Why are these groups, and why are you, so convinced of that?
One example here is that she voted to reinstate an Indiana law that would require minors seeking an abortion to notify their parents before the procedure, even if a judge heard her case and ruled that she was mature enough to make the decision on her own without parental interference.
What was her reasoning for doing that?
Here’s the thing: She’s only been on the bench for three years. Not a super long time. She has not written anything herself about abortion in that period. She’s only joined other opinions. So it’s a little bit difficult to glean exactly what she was thinking. But her reasoning in general was that we don’t know exactly how harmful this law is going to be to girls and we don’t know exactly how many girls it’ll impact. So we need to let the law take effect and then assess the consequences rather than block it on the theory that young women need their constitutional rights protected.
Basically, almost any time someone who is powerless or weak or a minority or is relying on the federal judiciary to protect their rights goes before Amy Coney Barrett, she rules against them.
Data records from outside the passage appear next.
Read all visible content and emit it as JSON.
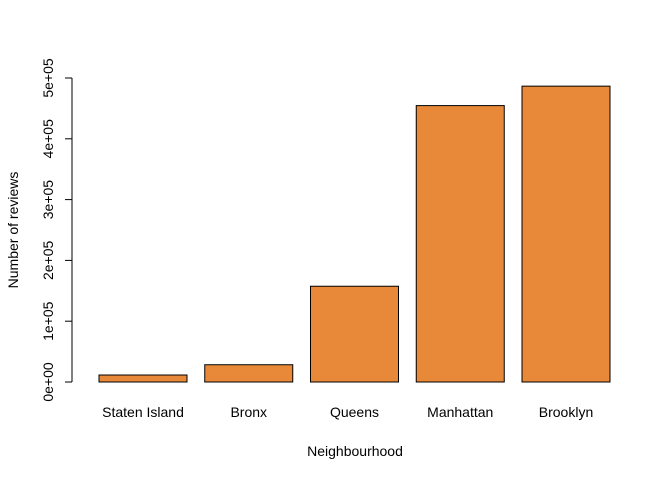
{
  "chart_data": {
    "type": "bar",
    "title": "",
    "xlabel": "Neighbourhood",
    "ylabel": "Number of reviews",
    "categories": [
      "Staten Island",
      "Bronx",
      "Queens",
      "Manhattan",
      "Brooklyn"
    ],
    "values": [
      11500,
      28400,
      157500,
      454600,
      486600
    ],
    "ylim": [
      0,
      500000
    ],
    "yticks": [
      0,
      100000,
      200000,
      300000,
      400000,
      500000
    ],
    "ytick_labels": [
      "0e+00",
      "1e+05",
      "2e+05",
      "3e+05",
      "4e+05",
      "5e+05"
    ],
    "bar_color": "#E8893A",
    "bar_border_color": "#000000",
    "grid": false,
    "legend": "none"
  }
}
It’s a very, very, very clear pattern here. Prisoners who were subject to disproportionate violence don’t get rights when Amy Coney Barrett is on their case. An immigrant who is about to be deported and is going to face torture at home, Amy Coney Barrett says deport them. Send them away. An older person who is applying for a job and likely turned away because of age discrimination, Amy Coney Barrett says tough shit. You don’t have any rights here. You can just suffer.
You’ve called it a fundamentally cruel interpretation of the law.
It seems as if anytime there are two plausible readings of a text and one of them expands rights and one of them contracts them, she always goes for the reading that will contract rights, that will turn away vulnerable people, that will inflict real world harm on the people before her court. And that is just so, so radically different from how Justice Ginsburg approached the law. Justice Ginsburg pretty much always took the more expansive reading, the reading that better protected liberty and equality and constitutional values that she held dear.